Institutional procurement, on the other hand, offers potential volume but turns out to be far more fragmented than it appears from the outside, with WFP being the clearest example. What looks like a single large buyer is, in practice, dozens of decentralised procurement decisions.

The local urban market – independent retailers and urban consumers – is also an interesting case and sits somewhere in between. It is more accessible than institutional procurement, but with consumer demand for dried products that is still forming.

The takeaway is the same: Throughout there is no uniform pathway into the markets. Strategy must be built segment by segment.
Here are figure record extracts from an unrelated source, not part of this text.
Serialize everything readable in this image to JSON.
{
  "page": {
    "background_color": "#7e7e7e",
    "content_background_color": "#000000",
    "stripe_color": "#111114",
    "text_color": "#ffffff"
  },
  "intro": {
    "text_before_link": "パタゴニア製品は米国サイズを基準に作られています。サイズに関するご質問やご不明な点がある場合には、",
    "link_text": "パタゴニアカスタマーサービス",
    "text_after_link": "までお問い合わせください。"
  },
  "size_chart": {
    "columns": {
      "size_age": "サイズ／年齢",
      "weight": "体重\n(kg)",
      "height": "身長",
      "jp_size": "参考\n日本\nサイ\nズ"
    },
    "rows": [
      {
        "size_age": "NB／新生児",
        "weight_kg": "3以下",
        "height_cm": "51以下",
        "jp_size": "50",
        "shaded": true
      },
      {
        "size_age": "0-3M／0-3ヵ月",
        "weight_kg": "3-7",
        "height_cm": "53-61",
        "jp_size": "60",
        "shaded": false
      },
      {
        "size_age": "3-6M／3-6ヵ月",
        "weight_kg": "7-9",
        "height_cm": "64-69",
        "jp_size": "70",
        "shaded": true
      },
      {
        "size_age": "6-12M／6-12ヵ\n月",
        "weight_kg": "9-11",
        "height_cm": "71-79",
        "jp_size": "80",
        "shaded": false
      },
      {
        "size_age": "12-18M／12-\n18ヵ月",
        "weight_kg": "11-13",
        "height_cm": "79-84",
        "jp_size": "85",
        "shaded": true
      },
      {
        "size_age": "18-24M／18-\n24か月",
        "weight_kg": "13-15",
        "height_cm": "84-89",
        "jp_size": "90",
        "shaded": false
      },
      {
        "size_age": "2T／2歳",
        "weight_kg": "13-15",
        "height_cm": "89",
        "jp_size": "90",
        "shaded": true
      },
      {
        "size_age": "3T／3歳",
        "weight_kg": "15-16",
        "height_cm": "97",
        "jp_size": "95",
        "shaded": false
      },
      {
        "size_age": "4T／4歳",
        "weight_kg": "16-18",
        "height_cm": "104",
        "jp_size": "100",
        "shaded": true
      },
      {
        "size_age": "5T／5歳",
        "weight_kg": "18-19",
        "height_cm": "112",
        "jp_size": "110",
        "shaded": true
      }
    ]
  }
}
Our research ambition is to develop a go-to-market strategy that is grounded in how the market functions, including its constraints and opportunities.

Photo: Gustav Lautmann

Photo: Gustav Lautmann

 

Gustav Lautmann and Arvid Stider are master’s students in Industrial Engineering and Management at Lund University (LTH). Currently, they are conducting fieldwork in Nepal in collaboration with the SolarFood project. Their thesis report will be published in June 2026.